Jonathan Fryer

Writer, Lecturer, Broadcaster and Liberal Democrat Politician

Simon Hughes and Magna Carta

Posted by jonathanfryer on Friday, 25th September, 2015

imageSimon Hughes was Justice Minister in the tail-end of the Coalition government and already we are missing his Liberal voice in that department. Today, however, at the National Liberal Club, members of the Kettner Society and their guests were treated to a fascinating exposition by him on the legacy of the Magna Carta. He wisely avoided dwelling too much on the history of the document itself, apart from enunciating clearly the three elements of it that remain a part of the British constitutional landscape: freedoms for the Church, freedoms for the City of London and boroughs, and, most important, what these days we would call civil liberties, not least the right of people to be tried by their peers (juries).
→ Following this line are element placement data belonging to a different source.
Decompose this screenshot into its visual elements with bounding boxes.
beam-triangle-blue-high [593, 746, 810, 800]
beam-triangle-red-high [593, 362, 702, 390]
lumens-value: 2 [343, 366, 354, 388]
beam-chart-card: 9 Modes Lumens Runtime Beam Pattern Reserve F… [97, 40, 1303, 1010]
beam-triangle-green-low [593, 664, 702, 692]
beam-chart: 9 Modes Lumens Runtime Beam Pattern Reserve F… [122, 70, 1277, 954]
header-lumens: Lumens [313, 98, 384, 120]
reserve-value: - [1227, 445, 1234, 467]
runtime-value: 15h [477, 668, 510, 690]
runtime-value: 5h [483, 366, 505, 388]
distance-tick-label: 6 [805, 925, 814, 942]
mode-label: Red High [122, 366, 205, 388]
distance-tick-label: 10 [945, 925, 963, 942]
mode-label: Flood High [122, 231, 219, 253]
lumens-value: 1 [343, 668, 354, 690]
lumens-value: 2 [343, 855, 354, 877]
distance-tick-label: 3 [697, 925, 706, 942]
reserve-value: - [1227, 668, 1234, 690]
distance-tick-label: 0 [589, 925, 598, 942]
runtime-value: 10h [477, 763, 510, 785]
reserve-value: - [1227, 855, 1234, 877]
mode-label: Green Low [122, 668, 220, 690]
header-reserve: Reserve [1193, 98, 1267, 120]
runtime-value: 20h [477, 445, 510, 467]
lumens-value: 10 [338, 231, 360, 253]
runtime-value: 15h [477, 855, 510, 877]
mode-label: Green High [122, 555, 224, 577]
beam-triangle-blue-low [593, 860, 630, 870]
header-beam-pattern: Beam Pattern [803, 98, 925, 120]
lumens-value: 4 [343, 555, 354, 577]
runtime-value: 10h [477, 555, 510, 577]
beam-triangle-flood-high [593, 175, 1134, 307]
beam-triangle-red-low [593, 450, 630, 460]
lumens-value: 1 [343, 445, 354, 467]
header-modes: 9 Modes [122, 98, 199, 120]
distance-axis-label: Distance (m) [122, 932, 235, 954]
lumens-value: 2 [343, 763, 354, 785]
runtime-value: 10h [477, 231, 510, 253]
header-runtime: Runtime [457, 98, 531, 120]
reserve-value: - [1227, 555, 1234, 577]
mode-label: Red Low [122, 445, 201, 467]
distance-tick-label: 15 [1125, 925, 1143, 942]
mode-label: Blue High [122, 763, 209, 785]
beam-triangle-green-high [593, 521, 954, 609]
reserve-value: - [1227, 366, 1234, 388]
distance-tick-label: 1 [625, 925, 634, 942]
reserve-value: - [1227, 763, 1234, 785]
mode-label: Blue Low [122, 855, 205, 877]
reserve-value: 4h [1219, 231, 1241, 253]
Simon then set out the major milestones of the intervening 800 years, including the Speaker of the House of Commons standing up to Charles I, the Great Reform Act of 1832, the extension of suffrage in the 20th century and the important incorporation of the principles of the European Convention on Human Rights and the Human Rights Act. These latter instruments the Conservatives would, of course, like to replace with a British Bill of Rights, despite the fact that much of the ECHR was largely framed by British jurists and leaving the convention would put the UK in a position not dissimilar to that of Belarus (as indeed the then Attorney General, Dominic Grieve, pointed out three years ago). Simon is nonetheless satisfied with most of the ways Britain’s constitutional framework and civil liberties have developed through history, though he thinks it would be useful to have a written constitution, if only so that schoolchildren would be able to learn the values and principles at the foundation of British society, as their counterparts in France and the United States do.